The NunatuKavut Council has partnered with the World Wildlife Fund and several other groups for restoration work on a section of the Labrador coastline and indigenous traditional knowledge continues to inform an extensive capelin study by the Marine Institute.
He made the comments while representing the council at a coastal restoration funding announcement, in Holyrood yesterday.
— Gerri Lynn Mackey (@GerriLynnMackey) October 11, 2017
Howell says it’s an honour to participate in the coastline project but he calls the restoration work long overdue. He says he grew up on the Labrador coast and he notices changes over his life and cites the example of capelin. He says the species was once abundant and he looks forward to helping preserve the environment.

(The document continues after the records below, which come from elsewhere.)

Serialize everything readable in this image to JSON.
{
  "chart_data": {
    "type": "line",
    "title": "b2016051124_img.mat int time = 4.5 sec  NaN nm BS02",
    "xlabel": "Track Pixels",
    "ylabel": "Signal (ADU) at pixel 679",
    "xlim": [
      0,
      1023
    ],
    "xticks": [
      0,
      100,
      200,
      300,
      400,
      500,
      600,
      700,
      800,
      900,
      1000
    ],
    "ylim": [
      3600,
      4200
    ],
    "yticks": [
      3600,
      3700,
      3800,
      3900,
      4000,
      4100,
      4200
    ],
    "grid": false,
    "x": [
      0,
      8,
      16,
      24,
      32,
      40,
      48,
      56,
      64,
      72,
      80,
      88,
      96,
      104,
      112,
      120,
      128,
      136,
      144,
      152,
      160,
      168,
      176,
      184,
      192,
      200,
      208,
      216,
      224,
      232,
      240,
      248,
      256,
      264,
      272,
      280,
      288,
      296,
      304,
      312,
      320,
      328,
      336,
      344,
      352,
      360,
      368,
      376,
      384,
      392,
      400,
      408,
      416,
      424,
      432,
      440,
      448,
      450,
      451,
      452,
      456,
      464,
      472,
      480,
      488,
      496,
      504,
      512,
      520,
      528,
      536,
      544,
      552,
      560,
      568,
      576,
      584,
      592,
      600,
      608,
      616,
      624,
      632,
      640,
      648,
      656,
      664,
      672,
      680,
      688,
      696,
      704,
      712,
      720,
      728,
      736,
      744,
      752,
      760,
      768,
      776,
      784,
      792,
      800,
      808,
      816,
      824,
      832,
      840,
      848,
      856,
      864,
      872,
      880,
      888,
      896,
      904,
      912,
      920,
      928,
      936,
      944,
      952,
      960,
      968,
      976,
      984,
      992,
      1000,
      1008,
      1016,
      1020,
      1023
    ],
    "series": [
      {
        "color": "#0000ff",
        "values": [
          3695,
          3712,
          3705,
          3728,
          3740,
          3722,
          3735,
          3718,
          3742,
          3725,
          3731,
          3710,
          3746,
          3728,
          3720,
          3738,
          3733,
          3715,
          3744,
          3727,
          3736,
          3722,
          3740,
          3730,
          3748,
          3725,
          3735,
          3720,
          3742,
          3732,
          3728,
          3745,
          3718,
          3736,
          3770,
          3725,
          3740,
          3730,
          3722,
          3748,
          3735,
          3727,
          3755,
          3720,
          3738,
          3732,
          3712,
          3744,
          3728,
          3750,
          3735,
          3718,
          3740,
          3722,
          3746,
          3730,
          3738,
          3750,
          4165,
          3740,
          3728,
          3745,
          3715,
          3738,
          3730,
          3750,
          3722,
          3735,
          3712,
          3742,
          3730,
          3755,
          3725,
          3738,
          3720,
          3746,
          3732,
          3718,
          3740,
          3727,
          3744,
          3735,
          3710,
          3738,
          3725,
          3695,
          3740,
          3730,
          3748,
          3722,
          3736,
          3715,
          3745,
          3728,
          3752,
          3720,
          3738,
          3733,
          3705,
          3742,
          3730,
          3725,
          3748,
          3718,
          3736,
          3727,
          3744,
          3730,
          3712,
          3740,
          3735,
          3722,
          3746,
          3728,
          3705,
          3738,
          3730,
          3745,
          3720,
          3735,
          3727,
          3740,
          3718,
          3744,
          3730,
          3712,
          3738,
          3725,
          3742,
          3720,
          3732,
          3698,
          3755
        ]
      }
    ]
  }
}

Howell says it will be great to see WWF learning from the indigenous community members about trends in local species but he says, ideally, restorative efforts should have started before now.
Work Begins Today
DFO is allocating $3.7-million to the World Wildlife Fund for coastline restoration in the province.
The WWF is starting the restoration of what’s being called a significant capelin spawning beach at Ship Cove, Placentia Bay.
The beach was destroyed a decade ago when the area was converted into a gravel pit.
Officials say by restoring the site, capelin, a staple in the marine ecosystem, will be able to spawn at the site once again.
Work on the project gets underway today.